Analysed survey data show that country-level public messages disseminated by government institutions and partner organizations appear to have played a role in encouraging actions against  contracting Coronavirus, with 99 per cent of respondents
reporting that they received  messages on Coronavirus and 80 per cent noting that public messaging was their main reason for practicing precautionary behaviours. Facebook stood out as the number-one channel through which respondents received information about  Coronavirus, even while it was one of the least trusted news sources. On the other hand, the survey data showed that a large number of people also received and trusted information from local leaders, particularly among older generations and those with lower levels of education.
Given the strong positive correlation between  people’s risk perceptions and their belief in the  effectiveness of preventive behaviours, this report suggests that when  people believed that  precautions could reduce their risk of contracting the virus, they were also more likely to believe in the effectiveness of the actions. The positive correlation between the perceived effectiveness and frequency of performed behaviours suggests that when people believed that preventive actions were effective, they were also more likely to regularly practice precautions.
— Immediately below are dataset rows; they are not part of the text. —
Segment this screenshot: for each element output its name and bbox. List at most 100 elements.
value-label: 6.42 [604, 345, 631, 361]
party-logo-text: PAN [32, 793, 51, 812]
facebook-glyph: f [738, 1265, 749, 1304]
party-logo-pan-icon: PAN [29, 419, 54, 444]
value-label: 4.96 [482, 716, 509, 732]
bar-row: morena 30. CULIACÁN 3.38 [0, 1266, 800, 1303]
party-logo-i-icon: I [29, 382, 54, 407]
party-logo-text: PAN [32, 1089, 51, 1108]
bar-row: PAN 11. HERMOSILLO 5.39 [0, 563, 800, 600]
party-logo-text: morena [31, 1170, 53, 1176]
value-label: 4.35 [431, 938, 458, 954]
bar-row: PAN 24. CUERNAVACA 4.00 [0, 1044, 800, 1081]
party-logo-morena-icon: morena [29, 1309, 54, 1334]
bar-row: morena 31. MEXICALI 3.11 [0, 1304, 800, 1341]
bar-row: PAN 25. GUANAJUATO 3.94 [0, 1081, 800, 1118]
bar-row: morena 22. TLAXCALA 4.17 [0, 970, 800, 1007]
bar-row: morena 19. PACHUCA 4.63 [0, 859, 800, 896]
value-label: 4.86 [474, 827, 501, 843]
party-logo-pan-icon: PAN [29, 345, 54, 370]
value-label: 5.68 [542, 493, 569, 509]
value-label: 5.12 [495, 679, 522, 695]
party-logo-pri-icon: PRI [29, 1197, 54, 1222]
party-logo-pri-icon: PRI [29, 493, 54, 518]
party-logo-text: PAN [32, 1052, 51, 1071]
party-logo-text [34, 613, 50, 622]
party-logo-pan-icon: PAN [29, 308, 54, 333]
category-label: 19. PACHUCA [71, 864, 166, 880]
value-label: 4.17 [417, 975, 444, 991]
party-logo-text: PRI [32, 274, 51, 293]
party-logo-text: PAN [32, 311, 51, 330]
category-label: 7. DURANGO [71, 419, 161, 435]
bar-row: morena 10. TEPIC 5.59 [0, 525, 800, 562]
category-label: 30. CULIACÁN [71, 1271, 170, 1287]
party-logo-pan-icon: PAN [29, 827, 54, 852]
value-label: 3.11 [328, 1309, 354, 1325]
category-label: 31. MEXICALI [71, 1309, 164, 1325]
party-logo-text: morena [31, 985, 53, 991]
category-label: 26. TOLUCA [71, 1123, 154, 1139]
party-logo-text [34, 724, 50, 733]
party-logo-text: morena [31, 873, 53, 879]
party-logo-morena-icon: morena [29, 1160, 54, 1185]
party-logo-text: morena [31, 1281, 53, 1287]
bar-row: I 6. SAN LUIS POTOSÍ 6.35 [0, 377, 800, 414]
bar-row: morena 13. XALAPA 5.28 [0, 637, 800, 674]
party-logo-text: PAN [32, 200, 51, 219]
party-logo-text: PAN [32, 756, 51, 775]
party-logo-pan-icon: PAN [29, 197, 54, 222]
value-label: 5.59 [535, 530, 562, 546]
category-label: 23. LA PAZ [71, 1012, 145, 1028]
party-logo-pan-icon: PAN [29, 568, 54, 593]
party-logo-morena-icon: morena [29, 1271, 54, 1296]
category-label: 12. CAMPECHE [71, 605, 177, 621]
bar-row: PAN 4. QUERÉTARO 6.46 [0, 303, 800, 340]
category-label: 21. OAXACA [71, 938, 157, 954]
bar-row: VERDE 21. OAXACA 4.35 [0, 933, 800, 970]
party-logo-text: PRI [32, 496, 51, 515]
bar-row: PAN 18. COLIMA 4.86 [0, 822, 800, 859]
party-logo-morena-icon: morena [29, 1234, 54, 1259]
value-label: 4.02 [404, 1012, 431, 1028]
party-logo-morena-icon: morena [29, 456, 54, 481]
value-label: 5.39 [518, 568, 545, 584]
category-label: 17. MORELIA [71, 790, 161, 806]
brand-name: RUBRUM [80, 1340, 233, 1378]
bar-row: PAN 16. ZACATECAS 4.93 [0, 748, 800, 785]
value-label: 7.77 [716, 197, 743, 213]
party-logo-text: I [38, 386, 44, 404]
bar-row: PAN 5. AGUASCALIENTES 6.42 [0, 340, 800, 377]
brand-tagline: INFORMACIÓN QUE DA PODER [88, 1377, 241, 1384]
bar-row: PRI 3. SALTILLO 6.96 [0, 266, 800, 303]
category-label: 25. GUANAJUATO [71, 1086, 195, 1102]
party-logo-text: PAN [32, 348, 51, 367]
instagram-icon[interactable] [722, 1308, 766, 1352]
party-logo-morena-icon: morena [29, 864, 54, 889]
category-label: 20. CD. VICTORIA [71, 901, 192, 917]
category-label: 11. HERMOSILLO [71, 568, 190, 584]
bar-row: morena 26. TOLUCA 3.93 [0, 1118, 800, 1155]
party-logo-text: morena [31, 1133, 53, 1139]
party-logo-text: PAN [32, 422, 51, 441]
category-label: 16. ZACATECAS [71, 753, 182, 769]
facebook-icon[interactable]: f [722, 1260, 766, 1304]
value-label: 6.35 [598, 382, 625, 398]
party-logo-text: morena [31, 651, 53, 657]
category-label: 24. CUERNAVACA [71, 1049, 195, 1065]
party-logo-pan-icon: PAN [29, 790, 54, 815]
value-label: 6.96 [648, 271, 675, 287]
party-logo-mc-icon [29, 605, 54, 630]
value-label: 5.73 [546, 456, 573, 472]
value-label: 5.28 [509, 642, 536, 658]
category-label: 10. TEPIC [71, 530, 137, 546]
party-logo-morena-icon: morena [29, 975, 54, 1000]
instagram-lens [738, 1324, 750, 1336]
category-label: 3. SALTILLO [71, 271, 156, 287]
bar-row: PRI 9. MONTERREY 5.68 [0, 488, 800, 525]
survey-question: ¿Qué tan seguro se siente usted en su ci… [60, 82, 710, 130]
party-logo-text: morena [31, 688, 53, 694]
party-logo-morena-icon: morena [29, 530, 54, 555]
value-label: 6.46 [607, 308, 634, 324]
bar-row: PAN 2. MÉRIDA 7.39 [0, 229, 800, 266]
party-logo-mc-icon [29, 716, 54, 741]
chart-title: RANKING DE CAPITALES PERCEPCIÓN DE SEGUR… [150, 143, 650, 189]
Based on the key findings, the report proposes four recommendations for RCCE interventions in Cambodia:

1) messages can emphasize that recommended behaviours are effective and can reduce the risk of c ontracting  Coronavirus;

2) RCCE can increase the general frequency of messages promoting all behaviours;

3) innovative techniques can be used for reaching older and low-literate groups; and

4) messages can highlight the social importance and   easibility of preventive actions.